COVID is something that has really disproportionately affected communities of color, particularly Black and Latinx New Yorkers. Like with HIV, it's not like it disappeared—it's just affecting a different, smaller group of people who are particularly vulnerable. What does it say that something that disproportionately affected people of color over the pandemic as a whole in the past two years is now just being ignored or moved on from because it's not something everyone has to feel as worried or as scared of?
I wish I could say I was surprised. But I'm not surprised. All infectious diseases cut through the weakened seams in society. You see it everywhere. It's not just the United States, but everywhere around the world.
The same dynamic is playing out globally, where Europe and the U.S. and Canada are effectively acting as if they're done with a pandemic, even though the vast majority of people globally have no access to vaccines, test kits, high-quality masks, improved ventilation, any of the other resources that we're now seeing widely available to Americans.
I wish I had some solution to that. I'm pessimistic that we're going to be able to do very much—other than taking the best resources we have and making them equitably distributed. It's really about equity.
Do you ever feel discouraged?
I'm discouraged by basically two things. One is the thing that we can't control, which is that this virus is incredibly wily. It has found this ability to evolve and mutate into forms so that our threat is constantly changing.
That's challenging and discouraging, but at the same time, I would say it doesn't discourage me too much, because I believe that there's a sort of technological way to address that. The U.S. continues to be a great engine and support around the world of new vaccine initiatives.
What discourages me the most is the lack of political will to address all of the problems that led to one million-plus Americans dying. Some of those problems are beyond the realm of public health. They are all of the social safety net programs that are even more important to public health than the work that I do—paid sick leave, universal health care, unemployment insurance, housing. I'm discouraged that we're not looking at those as our fundamental vulnerabilities.
What else do you feel hopeful about?
I'm very optimistic about the new vaccines. Also, better quality PPE. We're seeing this initiative out of the White House to develop formal standards on improving indoor air quality. That has huge, tremendous benefits over the long-term.
Testing is a huge one. I've felt for a very long time that the U.S. is far too restrictive about the availability of diagnostic tests.
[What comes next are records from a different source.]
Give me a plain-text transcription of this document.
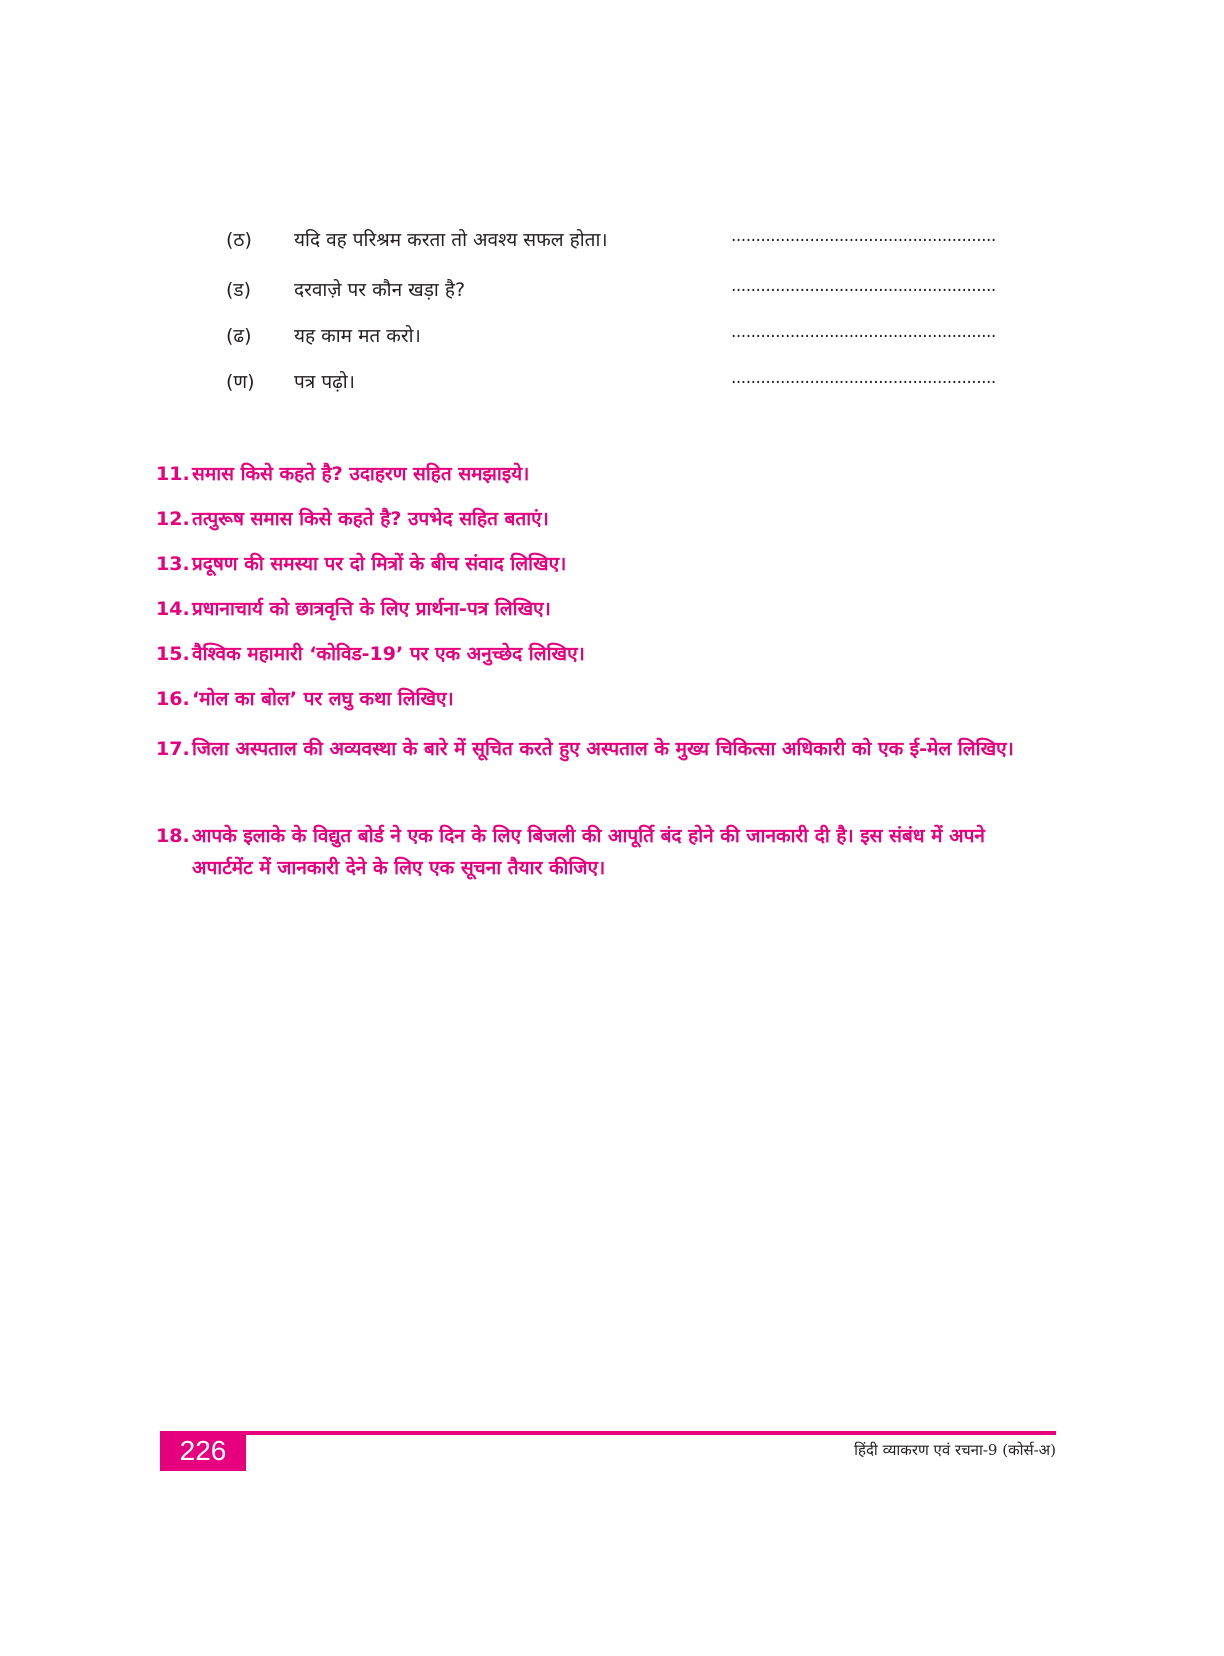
(ठ)	यदि वह परिश्रम करता तो अवश्य सफल होता।	......................................................
(ड)	दरवाज़े पर कौन खड़ा है?	......................................................
(ढ)	यह काम मत करो।	......................................................
(ण)	पत्र पढ़ो।	......................................................
11. समास किसे कहते है? उदाहरण सहित समझाइये।
12. तत्पुरूष समास किसे कहते है? उपभेद सहित बताएं।
13. प्रदूषण की समस्या पर दो मित्रों के बीच संवाद लिखिए।
14. प्रधानाचार्य को छात्रवृत्ति के लिए प्रार्थना-पत्र लिखिए।
15. वैश्विक महामारी ‘कोविड-19’ पर एक अनुच्छेद लिखिए।
16. ‘मोल का बोल’ पर लघु कथा लिखिए।
17. जिला अस्पताल की अव्यवस्था के बारे में सूचित करते हुए अस्पताल के मुख्य चिकित्सा अधिकारी को एक ई-मेल लिखिए।
18. आपके इलाके के विद्युत बोर्ड ने एक दिन के लिए बिजली की आपूर्ति बंद होने की जानकारी दी है। इस संबंध में अपने अपार्टमेंट में जानकारी देने के लिए एक सूचना तैयार कीजिए।
226	हिंदी व्याकरण एवं रचना-9 (कोर्स-अ)
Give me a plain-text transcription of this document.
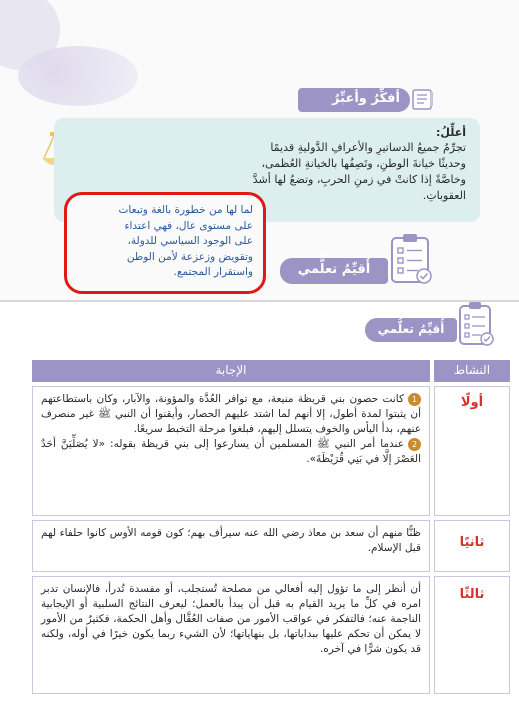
أعلِّلُ:
تجرِّمُ جميعُ الدساتيرِ والأعرافِ الدَّوليةِ قديمًا
وحديثًا خيانةَ الوطنِ، وتَصِفُها بالخيانةِ العُظمى،
وخاصَّةً إذا كانتْ في زمنِ الحربِ، وتضعُ لها أشدَّ
العقوباتِ.
أفكِّرُ وأعبِّرُ
لما لها من خطورة بالغة وتبعات
على مستوى عال، فهي اعتداء
على الوجود السياسي للدولة،
وتقويض وزعزعة لأمن الوطن
واستقرار المجتمع.	أُقيِّمُ تعلُّمي
أُقيِّمُ تعلُّمي
النشاط
الإجابة
أولًا
1كانت حصون بني قريظة منيعة، مع توافر العُدَّة والمؤونة، والآبار، وكان باستطاعتهم أن يثبتوا لمدة أطول، إلا أنهم لما اشتد عليهم الحصار، وأيقنوا أن النبي ﷺ غير منصرف عنهم، بدأ اليأس والخوف يتسلل إليهم، فبلغوا مرحلة التخبط سريعًا.
2عندما أمر النبي ﷺ المسلمين أن يسارعوا إلى بني قريظة بقوله: «لا يُصَلِّيَنَّ أحَدٌ العَصْرَ إلَّا في بَنِي قُرَيْظَةَ».
ثانيًا
ظنًّا منهم أن سعد بن معاذ رضي الله عنه سيرأف بهم؛ كون قومه الأوس كانوا حلفاء لهم قبل الإسلام.
ثالثًا
أن أنظر إلى ما تؤول إليه أفعالي من مصلحة تُستجلب، أو مفسدة تُدرأ، فالإنسان تدبر امره في كلِّ ما يريد القيام به قبل أن يبدأ بالعمل؛ ليعرف النتائج السلبية أو الإيجابية الناجمة عنه؛ فالتفكر في عواقب الأمور من صفات العُقَّال وأهل الحكمة، فكثيرٌ من الأمور لا يمكن أن تحكم عليها ببداياتها، بل بنهاياتها؛ لأن الشيء ربما يكون خيرًا في أوله، ولكنه قد يكون شرًّا في آخره.
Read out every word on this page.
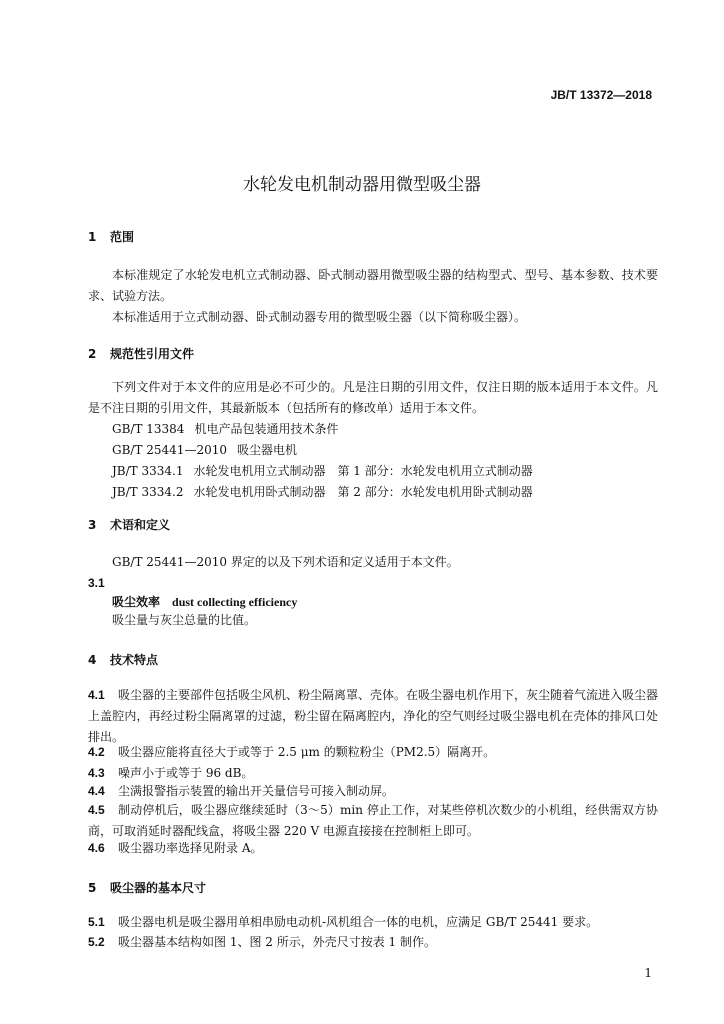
JB/T 13372—2018
水轮发电机制动器用微型吸尘器
1 范围
本标准规定了水轮发电机立式制动器、卧式制动器用微型吸尘器的结构型式、型号、基本参数、技术要求、试验方法。
本标准适用于立式制动器、卧式制动器专用的微型吸尘器（以下简称吸尘器）。
2 规范性引用文件
下列文件对于本文件的应用是必不可少的。凡是注日期的引用文件，仅注日期的版本适用于本文件。凡是不注日期的引用文件，其最新版本（包括所有的修改单）适用于本文件。
GB/T 13384 机电产品包装通用技术条件
GB/T 25441—2010 吸尘器电机
JB/T 3334.1 水轮发电机用立式制动器　第 1 部分：水轮发电机用立式制动器
JB/T 3334.2 水轮发电机用卧式制动器　第 2 部分：水轮发电机用卧式制动器
3 术语和定义
GB/T 25441—2010 界定的以及下列术语和定义适用于本文件。
3.1
吸尘效率 dust collecting efficiency
吸尘量与灰尘总量的比值。
4 技术特点
4.1 吸尘器的主要部件包括吸尘风机、粉尘隔离罩、壳体。在吸尘器电机作用下，灰尘随着气流进入吸尘器上盖腔内，再经过粉尘隔离罩的过滤，粉尘留在隔离腔内，净化的空气则经过吸尘器电机在壳体的排风口处排出。
4.2 吸尘器应能将直径大于或等于 2.5 μm 的颗粒粉尘（PM2.5）隔离开。
4.3 噪声小于或等于 96 dB。
4.4 尘满报警指示装置的输出开关量信号可接入制动屏。
4.5 制动停机后，吸尘器应继续延时（3～5）min 停止工作，对某些停机次数少的小机组，经供需双方协商，可取消延时器配线盒，将吸尘器 220 V 电源直接接在控制柜上即可。
4.6 吸尘器功率选择见附录 A。
5 吸尘器的基本尺寸
5.1 吸尘器电机是吸尘器用单相串励电动机-风机组合一体的电机，应满足 GB/T 25441 要求。
5.2 吸尘器基本结构如图 1、图 2 所示，外壳尺寸按表 1 制作。
1
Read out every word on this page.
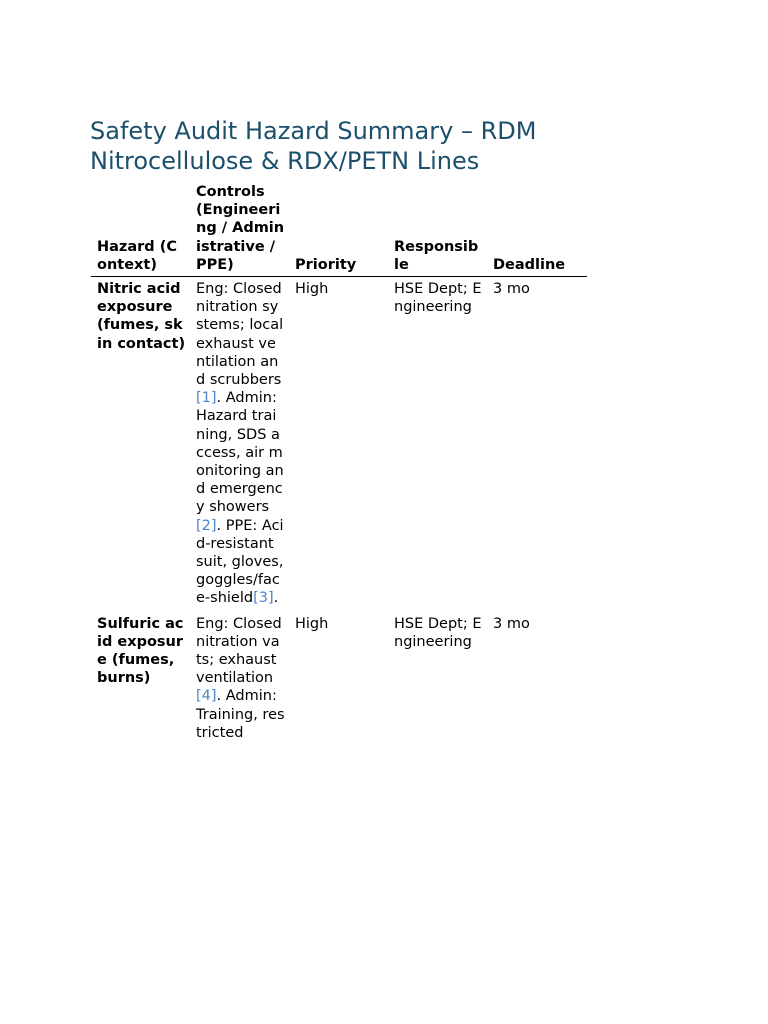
Safety Audit Hazard Summary – RDM
Nitrocellulose & RDX/PETN Lines
Hazard (Context)	Controls (Engineering / Administrative / PPE)	Priority	Responsible	Deadline
Nitric acid exposure (fumes, skin contact)	Eng: Closed nitration systems; local exhaust ventilation and scrubbers[1]. Admin: Hazard training, SDS access, air monitoring and emergency showers[2]. PPE: Acid-resistant suit, gloves, goggles/face-shield[3].	High	HSE Dept; Engineering	3 mo
Sulfuric acid exposure (fumes, burns)	Eng: Closed nitration vats; exhaust ventilation [4]. Admin: Training, restricted	High	HSE Dept; Engineering	3 mo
A perfect example is women get urinary tract infections all the time, yet have to go to a doctor to get a urine dipstick done—a basic screening test. Those should be available over the counter. COVID finally broke through that regulatory bottleneck. There's no reason why we shouldn't be able to move to a world where you can also test for flu at home, foodborne viruses, and UTIs.
I'm very optimistic that there will be innovation. Whether that gets to the people that need it the most is the unanswered question.
I’ll give you a perfect example. There is now a home PCR test. It's called Cue Health. They've developed this really elegant and lovely device. You know who has them and how that company basically was able to survive during the innovation period? Google bought it for every single one of their employees and made an advance commitment for some huge number of very expensive test kits.
That's how that company got off the ground—one of the wealthiest companies in the world buying it for their employees, who are some of the highest-paid employees in the world. That's the metaphor for this whole thing. The technology is there. It's just not in the hands of the people that need it the most.